Generalizing the conjecture of the algebraic independence of $e$ and $\pi$, Schanuel's conjecture (1966) claims that the transcendence degree of $\alpha_1,\dots,\alpha_n,e^{\alpha_1},\dots,e^{\alpha_n}$ is at least $n$ for $\mathbf{Q}$-linearly independent (non-degeneracy condition) complex numbers $\alpha_j \in \mathbf{C}$ ($1 \leq j \leq n$). J. Ax (1971/72) proved a formal function analogue of the conjecture for $(\alpha_j) = ((f_j(t),(e^{f_j(t)}))$ and also dealt with the case of semi-abelian varieties.

In this talk we discuss the problem for an analytic $f:R \to \text{Lie}(A)$ with exponential map $\exp_A: \text{Lie}(A) \to A$ of a semi-abelian variety $A$, where $R$ may be $\mathbf{C}$, an affine algebraic curve, a punctured disk, a parabolic Riemann surface, etc, to say, $R=\mathbf{C}$ here for simplicity.
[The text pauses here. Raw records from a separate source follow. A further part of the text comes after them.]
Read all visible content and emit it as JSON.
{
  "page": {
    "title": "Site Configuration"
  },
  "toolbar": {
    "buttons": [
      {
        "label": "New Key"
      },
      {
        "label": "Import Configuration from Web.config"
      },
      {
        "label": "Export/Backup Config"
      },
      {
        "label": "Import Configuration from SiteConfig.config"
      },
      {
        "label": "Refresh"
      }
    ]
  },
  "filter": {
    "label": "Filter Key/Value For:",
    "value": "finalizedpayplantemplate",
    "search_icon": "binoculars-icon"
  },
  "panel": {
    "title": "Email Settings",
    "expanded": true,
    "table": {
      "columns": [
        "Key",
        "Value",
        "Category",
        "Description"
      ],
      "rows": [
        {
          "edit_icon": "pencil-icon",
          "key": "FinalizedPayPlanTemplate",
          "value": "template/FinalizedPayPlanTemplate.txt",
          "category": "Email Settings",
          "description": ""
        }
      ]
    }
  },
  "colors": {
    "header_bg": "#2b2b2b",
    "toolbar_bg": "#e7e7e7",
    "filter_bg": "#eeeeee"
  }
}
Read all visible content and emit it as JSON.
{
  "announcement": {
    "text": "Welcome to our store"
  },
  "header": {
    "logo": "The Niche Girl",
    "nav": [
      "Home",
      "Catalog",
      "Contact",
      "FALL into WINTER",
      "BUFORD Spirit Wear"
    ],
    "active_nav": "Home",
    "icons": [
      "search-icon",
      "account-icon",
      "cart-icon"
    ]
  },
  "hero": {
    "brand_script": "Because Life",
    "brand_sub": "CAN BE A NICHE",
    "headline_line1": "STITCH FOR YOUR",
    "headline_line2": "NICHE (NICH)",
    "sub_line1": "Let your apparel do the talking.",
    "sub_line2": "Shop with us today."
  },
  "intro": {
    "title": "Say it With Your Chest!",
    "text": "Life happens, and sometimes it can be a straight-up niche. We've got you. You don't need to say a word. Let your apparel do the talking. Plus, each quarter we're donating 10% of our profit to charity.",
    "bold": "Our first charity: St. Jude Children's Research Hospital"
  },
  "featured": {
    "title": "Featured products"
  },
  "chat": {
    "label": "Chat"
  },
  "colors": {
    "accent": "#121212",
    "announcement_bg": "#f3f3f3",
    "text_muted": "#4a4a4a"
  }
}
We study the value distribution of $\widehat{\exp}_Af:= (f,\exp_A f):\mathbf{C} \to \text{Lie}(A) \times A$ from the Nevalinna theoretic viewpoint, giving another proof of Ax-Schanuel theorem in the analytic case, such that $\text{tr.deg}_\mathbf{C}\widehat{\exp}_Af \geq \dim(A) +1$.